Tidak tanggung-tanggung, doa ini beliau panjatkan setiap malam selama 80 tahun! Sebuah waktu panjang yang tidak bisa melampauinya kecuali orang yang benar-benar memiliki tekad dan keinginan yang kuat. Sering kita melihat kebesaran seorang tokoh tanpa melihat perjuangannya mendapatkan derajat tersebut.

Nabi Ibrahim juga sangat gemar bersedekah. Kitab tafsir merekam, setiap tahun ia menyedekahkan 400 sapi dan 1000 kambing. Sebuah jumlah fantastis yang senilai tidak kurang dari 10 milyar, jika dikonversi harga sekarang.

Nabi Ibrahim juga terkenal dengan sebutan Abadh-dhuyuf (orang yang selalu memuliakan tamu) karena ia sangat pandai menghormat tamu. Ia selalu makan bersama para tamunya. Jika tidak ada tamu ke rumahnya, ia akan mencari orang untuk diajak makan bersama.

Konsistensi Sang Kekasih Allah dalam bersedekah amat berkaitan dengan keinginannya mendapat anak sholeh. Sebab sedekah dapat menghindarkan dari musibah. Musibah tentu tidak hanya berbentuk tanah longsor, gunung meletus, dan bencana alam lainnya. Musibah yang lebih besar justru ketika memiliki anak yang tidak sholeh.  Anak yang sulit diatur, apalagi tidak mau ngaji.

Sedekah seberapapun akan sangat berpengaruh terhadap keturunan kita. Semakin banyak sedekah semakin besar peluang memiliki anak sholeh. Jika anak sholeh sudah kita dapatkan, kita akan panen doa, sebab anak sholeh tidak mungkin akan lupa kepada orang tuanya.

“Jadi untuk mendapatkan anak sholeh, seorang ayah sebaiknya mencontoh Nabi Ibrahim dengan doa yang terus menerus dan sedekah yang tak putus-putus.”

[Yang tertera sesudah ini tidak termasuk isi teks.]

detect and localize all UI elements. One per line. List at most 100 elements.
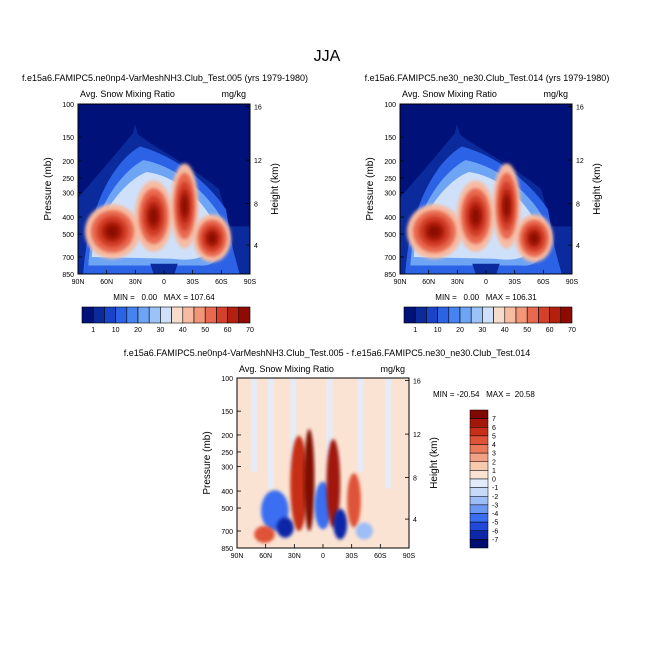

Bagi seorang ibu, juga bisa belajar dari perjuangan Siti Hajar, istri Nabi Ibrahim ‘alaihissalam. Ia berkeliling Bukit Safa dan Marwa tujuh putaran untuk mencarikan air bagi putranya, Ismail. Sebuah perjuangan yang keras untuk memenui kebutuhan anaknya.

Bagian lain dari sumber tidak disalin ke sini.